Page:Ribot - Revue philosophique de la France et de l’étranger, tome 14.djvu/35

La bibliothèque libre.
Le texte de cette page a été corrigé et est conforme au fac-similé.
31
C. VIGUIER. — le sens de l’orientation

Y a-t-il donc un agent susceptible d’exercer sur les appareils sensoriels des canaux une action continue, et variable suivant les diverses positions de la tête. À mon avis, cet agent existe et n’est autre que le magnétisme terrestre, Qu’une force partout présente soit sans aucune action sur notre organisme, alors que nous le voyons influencé par les moindres variations de la lumière et de la chaleur, c’est ce qui serait déjà bien surprenant. Mais il est incontestable que non seulement les courants galvaniques exercent une action puissante sur notre système nerveux, mais que les aimants eux-mêmes produisent des effets bien marqués dans certaines affections nerveuses. Les expériences entreprises à la Salpêtrière par M. Charcot ne laissent aucun doute à cet égard ; et il doit y avoir quelque fondement à la pratique suivie par les paysans suédois, qui se font enterrer pendant quelques heures dans la direction nord-sud, pour se guérir de leurs névralgies[1]. En outre, les curieuses expériences de M. Ziégler[2] paraissent avoir un caractère d’authenticité presque certain, puisque M. Vogt en a lui-même été témoin, et les a communiquées au congrès de l’Association française, tenu au mois d’avril dernier à Alger. Bien que difficiles à interpréter pour le moment, elles n’en prouveraient pas moins, elles aussi, que le magnétisme terrestre exerce une action sur notre organisme ; et, cela étant, on pourrait presque assurer qu’il ne saurait guère ne pas exercer une action toute spéciale sur les canaux semi-circulaires.

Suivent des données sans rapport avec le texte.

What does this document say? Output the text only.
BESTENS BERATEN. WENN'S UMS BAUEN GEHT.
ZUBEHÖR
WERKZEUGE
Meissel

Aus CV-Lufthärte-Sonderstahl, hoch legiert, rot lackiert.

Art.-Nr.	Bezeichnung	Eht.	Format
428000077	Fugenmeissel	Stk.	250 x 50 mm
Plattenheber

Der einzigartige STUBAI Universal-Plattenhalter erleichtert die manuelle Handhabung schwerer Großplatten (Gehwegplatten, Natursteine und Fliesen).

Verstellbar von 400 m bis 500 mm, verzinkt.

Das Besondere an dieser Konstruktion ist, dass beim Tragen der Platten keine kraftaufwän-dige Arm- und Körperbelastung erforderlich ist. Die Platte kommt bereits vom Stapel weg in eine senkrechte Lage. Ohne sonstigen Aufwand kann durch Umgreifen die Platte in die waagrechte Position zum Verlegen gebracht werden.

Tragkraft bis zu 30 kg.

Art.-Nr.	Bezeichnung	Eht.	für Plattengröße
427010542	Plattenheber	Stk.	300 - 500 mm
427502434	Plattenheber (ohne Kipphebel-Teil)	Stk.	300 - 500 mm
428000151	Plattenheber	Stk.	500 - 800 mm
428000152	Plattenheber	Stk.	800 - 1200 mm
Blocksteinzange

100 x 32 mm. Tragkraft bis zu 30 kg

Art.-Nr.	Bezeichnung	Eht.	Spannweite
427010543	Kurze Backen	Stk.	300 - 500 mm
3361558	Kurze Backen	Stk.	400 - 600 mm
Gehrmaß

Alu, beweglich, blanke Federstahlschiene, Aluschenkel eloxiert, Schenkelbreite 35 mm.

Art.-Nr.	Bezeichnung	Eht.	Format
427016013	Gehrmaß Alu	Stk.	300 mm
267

Je suppose donc que le magnétisme terrestre détermine dans l’endolynphe des canaux de véritables courants induits, dont l’intensité varie avec la position de ces canaux par rapport aux directions des aiguilles d’inclinaison et de déclinaison, et avec l’intensité des phénomènes magnétiques[3].

  1. Je tiens ce renseignement de M. Nordström, consul de Suède à Alger. Il est au reste bien prouvé, par les expériences physiologiques, qu’il existe un rapport étroit entre l’agent nerveux et l’électricité, dont le magnétisme n’est qu’une forme.
  2. « M. Ziègler prend une lentille de fer doux ; il l’expose dans une situation telle qu’elle reçoive les rayons magnétiques terrestres et les renvoie sur l’organe à étudier. En projetant ainsi sur le cœur d’un lapin les rayons magnétiques ainsi concentrés, on change le rhythme du cœur : on provoque, si l’on concentre les rayons sur l’intestin des mouvements péristaltiques violents. (Journal officiel, 18 mai 1881.
  3. Les expériences que M. Cyon invoque contre les théories mécaniques ne sauraient être invoquées ici, puisque le courant pouvait toujours se transmettre, malgré l’immobilisation et le rétrécissement du conducteur. Celle même où il fait sortir une partie de l’endolymphe ne prouve rien ici ; puisque les courants se transmettent aussi bien par des membranes humides que par des liquides, et que les phénomènes de Flourens paraissent déterminés par l’excitation, et non par la paralysie des canaux.